A disposition or tendency to look on the more favoruable side of events or conditions and to expect the most
favourable outcome.
10. Personal Traits Self-Assessment
Resilience
The ability to properly adapt to stress and adversity.
The ability to recover from or adjust to misfortune, damage, change or a destabilizing perturbation in the
environment. The ability to become strong, healthy, or successful again after something bad happens.
Determination
The firmness of purpose.
The quality that makes someone continue trying to do or achieve something that is difficult.
Having the positive emotion that involves persevering towards a difficult goal in spite of obstacles.
Detachment
The state in which a person overcomes his or her attachment to desire for things, people or concepts of the world
and thus attains a heightened perspective.
The ability to manage emotional boundaries, to find the proper level of emotional engagement, in order to allow
the space needed to rationally choose, maintain integrity and avoid undesired impact by or upon others.
The ability to maintain neutrality, serve the coachee’s agenda, reduce coachee dependence, not colluding with the
coachee’s desire to accommodate their dysfunctions or limitations without attachment or judgment.
11. Personal Traits Self-Assessment
Discernment
The ability to obtain sharp perceptions and to judge well.
The ability to see and understand people, situations and things clearly and intelligently.
The quality of being able to grasp and comprehend what is obscure such as hidden context, implicit assumptions,
intangible things, mutable and uncertain circumstances.
Supportive
Providing encouragement, emotional help and support. Being informative. Being sympathetic. Having and
showing concern. Appreciating present strengths, successes, and potentials. Recognizing and searching the best
in people and helping them to envision what they can achieve.
13. Personal undesired traits
Directive
Preference to direct others, to assign tasks and supervise people and resources.
Propensity to define and enforce standards, guidelines and rules.
Predilection to positions of authority in a top-down hierarchy.
Defensive
Being concerned with guarding against threat of criticism.
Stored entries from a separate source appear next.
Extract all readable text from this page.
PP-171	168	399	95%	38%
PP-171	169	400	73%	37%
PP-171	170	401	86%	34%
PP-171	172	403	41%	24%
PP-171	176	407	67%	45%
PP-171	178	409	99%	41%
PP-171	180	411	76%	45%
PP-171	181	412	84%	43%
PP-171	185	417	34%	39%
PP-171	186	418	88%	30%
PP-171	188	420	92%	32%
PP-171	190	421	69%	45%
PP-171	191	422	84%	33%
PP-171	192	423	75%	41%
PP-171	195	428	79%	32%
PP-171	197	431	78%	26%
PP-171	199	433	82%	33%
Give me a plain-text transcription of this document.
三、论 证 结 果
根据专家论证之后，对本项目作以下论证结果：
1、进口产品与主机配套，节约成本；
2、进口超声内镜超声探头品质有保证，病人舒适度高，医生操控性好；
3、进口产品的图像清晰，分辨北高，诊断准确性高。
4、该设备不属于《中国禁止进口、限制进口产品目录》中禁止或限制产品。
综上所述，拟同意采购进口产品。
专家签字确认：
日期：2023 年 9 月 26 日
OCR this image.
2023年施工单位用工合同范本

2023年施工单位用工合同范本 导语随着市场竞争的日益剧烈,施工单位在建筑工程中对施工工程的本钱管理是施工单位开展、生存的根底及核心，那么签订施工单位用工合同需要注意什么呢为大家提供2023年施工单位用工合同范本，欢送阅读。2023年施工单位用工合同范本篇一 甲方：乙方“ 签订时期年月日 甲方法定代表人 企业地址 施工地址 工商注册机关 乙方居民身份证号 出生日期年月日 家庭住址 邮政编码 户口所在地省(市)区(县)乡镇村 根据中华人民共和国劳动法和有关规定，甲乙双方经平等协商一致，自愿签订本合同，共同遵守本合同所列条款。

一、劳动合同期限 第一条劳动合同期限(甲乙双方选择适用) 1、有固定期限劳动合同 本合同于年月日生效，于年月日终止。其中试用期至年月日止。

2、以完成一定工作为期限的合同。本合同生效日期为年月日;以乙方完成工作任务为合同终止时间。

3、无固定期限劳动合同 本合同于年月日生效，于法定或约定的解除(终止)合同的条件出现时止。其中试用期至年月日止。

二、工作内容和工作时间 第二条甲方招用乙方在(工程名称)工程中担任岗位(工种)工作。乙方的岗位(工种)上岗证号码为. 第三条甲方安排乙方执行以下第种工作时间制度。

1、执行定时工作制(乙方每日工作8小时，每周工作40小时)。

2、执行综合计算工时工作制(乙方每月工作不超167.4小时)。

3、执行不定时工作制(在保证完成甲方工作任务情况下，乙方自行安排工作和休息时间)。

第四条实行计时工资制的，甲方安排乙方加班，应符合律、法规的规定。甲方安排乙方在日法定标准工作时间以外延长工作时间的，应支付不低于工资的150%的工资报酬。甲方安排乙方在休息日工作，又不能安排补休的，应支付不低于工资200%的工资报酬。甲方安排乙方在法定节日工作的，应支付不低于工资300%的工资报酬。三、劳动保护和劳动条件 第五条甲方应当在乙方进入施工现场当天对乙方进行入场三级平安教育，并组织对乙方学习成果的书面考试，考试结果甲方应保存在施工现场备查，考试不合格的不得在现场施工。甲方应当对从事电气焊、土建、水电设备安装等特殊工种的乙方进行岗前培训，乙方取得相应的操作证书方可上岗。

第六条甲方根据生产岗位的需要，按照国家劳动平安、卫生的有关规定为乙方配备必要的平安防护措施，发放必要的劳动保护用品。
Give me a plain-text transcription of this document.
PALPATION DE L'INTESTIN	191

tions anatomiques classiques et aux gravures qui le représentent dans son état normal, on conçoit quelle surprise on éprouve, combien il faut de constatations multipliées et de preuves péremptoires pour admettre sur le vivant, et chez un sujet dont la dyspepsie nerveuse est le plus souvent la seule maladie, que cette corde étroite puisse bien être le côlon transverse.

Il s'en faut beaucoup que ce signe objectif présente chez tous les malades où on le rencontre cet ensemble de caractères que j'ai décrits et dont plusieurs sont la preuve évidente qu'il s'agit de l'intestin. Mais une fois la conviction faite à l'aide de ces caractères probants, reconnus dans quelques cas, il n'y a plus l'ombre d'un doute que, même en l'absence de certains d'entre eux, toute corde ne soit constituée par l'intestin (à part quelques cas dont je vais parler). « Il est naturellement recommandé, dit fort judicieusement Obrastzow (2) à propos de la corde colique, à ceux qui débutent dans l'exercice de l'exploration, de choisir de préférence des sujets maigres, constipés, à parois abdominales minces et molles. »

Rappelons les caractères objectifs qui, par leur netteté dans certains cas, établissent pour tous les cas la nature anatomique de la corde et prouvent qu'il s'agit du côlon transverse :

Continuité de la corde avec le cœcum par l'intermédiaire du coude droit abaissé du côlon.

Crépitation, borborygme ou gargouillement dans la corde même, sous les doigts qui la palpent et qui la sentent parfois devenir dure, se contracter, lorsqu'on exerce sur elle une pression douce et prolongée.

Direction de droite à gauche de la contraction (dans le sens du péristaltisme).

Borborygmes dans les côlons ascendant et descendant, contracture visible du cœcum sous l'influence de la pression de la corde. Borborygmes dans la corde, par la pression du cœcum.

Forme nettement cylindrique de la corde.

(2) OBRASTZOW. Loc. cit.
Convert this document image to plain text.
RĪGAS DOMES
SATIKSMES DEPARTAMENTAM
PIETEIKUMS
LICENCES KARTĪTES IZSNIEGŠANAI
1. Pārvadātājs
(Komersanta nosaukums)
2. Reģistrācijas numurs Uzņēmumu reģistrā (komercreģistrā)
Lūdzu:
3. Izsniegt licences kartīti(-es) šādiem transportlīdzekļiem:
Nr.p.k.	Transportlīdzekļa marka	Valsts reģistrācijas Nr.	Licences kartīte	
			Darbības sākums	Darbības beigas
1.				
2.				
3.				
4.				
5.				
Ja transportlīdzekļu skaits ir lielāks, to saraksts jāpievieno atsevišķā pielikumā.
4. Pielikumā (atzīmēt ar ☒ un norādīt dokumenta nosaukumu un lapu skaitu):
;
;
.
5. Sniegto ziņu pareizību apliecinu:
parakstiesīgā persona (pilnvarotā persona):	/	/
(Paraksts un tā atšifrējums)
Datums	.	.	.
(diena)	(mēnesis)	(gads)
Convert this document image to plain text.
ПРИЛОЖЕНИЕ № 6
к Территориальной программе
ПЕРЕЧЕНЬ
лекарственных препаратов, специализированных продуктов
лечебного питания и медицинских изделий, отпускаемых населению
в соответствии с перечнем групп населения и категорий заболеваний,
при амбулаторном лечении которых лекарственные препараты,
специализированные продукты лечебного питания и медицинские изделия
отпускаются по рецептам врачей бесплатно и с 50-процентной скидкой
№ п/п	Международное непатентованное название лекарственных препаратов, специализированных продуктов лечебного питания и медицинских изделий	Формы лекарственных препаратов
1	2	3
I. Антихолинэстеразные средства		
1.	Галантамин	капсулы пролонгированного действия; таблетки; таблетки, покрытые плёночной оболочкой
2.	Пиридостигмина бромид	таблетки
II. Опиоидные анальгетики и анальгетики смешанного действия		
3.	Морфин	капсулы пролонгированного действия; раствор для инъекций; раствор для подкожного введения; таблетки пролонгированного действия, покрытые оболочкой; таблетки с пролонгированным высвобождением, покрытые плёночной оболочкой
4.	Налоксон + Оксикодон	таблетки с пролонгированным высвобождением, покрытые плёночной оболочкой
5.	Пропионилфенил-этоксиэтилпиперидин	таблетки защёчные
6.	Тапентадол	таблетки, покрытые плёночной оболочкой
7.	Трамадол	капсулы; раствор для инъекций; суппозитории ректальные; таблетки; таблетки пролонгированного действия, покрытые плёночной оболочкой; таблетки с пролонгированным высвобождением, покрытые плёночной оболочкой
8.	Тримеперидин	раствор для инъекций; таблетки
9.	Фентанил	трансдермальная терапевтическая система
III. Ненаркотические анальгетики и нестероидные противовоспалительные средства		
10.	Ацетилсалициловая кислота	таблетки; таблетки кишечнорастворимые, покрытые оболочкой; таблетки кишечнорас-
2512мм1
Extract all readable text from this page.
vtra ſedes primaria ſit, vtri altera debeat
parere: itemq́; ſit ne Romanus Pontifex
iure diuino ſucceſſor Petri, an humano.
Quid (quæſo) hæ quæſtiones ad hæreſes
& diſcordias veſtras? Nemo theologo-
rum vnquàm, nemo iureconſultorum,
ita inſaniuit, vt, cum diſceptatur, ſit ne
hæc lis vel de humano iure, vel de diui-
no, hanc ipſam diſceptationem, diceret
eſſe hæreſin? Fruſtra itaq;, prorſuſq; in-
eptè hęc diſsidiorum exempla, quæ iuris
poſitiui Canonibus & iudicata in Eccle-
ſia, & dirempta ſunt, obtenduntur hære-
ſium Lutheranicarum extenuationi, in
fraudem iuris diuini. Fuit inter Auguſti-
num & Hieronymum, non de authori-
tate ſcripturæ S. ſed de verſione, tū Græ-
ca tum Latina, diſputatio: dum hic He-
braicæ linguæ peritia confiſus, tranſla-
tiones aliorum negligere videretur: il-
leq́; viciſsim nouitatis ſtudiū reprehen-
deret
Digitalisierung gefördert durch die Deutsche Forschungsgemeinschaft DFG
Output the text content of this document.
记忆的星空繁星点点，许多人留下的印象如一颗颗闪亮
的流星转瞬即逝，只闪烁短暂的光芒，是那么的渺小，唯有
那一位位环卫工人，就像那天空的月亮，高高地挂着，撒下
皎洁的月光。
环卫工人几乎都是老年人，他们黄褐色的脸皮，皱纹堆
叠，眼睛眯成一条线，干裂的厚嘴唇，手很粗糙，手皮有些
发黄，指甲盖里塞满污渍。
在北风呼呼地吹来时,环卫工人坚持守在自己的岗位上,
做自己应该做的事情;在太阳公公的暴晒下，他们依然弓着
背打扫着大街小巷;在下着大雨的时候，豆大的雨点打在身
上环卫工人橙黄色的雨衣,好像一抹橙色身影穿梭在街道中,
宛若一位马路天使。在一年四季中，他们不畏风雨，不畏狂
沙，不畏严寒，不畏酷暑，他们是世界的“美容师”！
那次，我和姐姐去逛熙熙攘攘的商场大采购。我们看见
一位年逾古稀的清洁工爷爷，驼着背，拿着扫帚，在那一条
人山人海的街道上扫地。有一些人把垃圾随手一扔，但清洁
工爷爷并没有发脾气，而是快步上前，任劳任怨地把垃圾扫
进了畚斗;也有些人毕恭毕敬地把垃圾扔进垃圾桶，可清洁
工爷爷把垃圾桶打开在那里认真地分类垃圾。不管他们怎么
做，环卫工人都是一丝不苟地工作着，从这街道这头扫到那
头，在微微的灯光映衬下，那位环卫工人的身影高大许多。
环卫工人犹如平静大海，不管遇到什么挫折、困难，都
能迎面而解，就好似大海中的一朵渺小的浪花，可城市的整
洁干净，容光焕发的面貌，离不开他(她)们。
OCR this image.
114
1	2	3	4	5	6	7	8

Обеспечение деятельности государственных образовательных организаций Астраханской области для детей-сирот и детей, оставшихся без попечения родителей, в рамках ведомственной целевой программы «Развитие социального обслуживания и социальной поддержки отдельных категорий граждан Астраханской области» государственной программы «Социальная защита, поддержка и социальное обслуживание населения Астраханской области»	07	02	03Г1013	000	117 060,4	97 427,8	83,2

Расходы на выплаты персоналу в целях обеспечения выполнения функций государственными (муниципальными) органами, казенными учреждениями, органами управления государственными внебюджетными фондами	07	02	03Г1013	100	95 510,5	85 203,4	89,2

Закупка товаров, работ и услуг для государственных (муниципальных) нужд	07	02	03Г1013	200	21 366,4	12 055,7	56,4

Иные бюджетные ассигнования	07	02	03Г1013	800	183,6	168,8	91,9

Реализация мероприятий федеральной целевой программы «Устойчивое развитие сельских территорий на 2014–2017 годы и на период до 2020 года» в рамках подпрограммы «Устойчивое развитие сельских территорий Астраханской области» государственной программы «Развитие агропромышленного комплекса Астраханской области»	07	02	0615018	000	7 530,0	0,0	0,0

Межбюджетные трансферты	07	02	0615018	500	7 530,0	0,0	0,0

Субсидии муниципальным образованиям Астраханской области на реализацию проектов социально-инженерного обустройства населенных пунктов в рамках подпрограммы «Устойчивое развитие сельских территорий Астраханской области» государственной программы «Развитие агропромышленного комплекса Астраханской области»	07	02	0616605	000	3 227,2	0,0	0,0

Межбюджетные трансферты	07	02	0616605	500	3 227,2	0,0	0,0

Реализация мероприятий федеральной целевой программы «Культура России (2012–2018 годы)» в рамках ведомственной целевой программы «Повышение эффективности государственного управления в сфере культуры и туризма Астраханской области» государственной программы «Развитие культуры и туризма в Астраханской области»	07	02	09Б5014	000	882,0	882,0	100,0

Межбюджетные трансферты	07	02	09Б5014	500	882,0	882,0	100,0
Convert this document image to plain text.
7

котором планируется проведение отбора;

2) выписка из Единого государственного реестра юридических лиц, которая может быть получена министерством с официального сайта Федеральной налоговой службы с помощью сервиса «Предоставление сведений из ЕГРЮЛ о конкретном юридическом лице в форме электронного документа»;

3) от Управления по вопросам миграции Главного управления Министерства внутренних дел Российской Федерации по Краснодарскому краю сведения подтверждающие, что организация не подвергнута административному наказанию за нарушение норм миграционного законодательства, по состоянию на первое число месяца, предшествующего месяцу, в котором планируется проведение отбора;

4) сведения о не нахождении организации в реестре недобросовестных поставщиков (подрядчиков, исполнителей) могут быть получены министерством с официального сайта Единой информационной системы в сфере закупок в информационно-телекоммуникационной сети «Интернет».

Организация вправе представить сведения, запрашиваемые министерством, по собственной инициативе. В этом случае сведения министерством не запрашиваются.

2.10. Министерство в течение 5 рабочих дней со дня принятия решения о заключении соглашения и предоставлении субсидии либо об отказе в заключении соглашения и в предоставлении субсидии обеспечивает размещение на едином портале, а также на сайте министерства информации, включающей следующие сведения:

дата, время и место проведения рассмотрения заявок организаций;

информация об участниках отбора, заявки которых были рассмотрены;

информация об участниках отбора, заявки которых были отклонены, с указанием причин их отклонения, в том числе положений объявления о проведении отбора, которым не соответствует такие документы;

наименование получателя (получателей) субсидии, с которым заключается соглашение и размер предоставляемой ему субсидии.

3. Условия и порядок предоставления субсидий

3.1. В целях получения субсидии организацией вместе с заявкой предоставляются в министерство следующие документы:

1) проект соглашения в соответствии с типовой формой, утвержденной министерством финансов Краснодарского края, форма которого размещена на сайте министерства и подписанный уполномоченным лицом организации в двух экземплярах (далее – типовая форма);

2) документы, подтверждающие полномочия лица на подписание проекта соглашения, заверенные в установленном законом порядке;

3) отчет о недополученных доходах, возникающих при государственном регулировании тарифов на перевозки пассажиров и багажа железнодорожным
Perceiving openness, transparency, fluid roles and responsibilities, honest feedback as threats.
Being anxious and avoiding to exit the comfort zone, to express opinions or take positions in public.
The feeling that one has to justify his/her behaviour and act as though questions are attacks on him/her.
Judgmental
Having or displaying an overly critical point of view.
The conviction that when there are 2 different opinions or points of view, one must right and the other must be
wrong; and that most problems admit one optimal solution.
The tendency to think that a truth, a value or a best practice does not admit exceptions and does not depend on
contexts, circumstances or personal preferences.
Low threshold to
frustration
Getting easily stressed.
Getting irritated or angry when facing small frustrations that would just annoy other people.
Reacting disproportionally to adversities.
Favouring immediate pleasure or avoidance of pain over avoiding long-term stress and defeatism.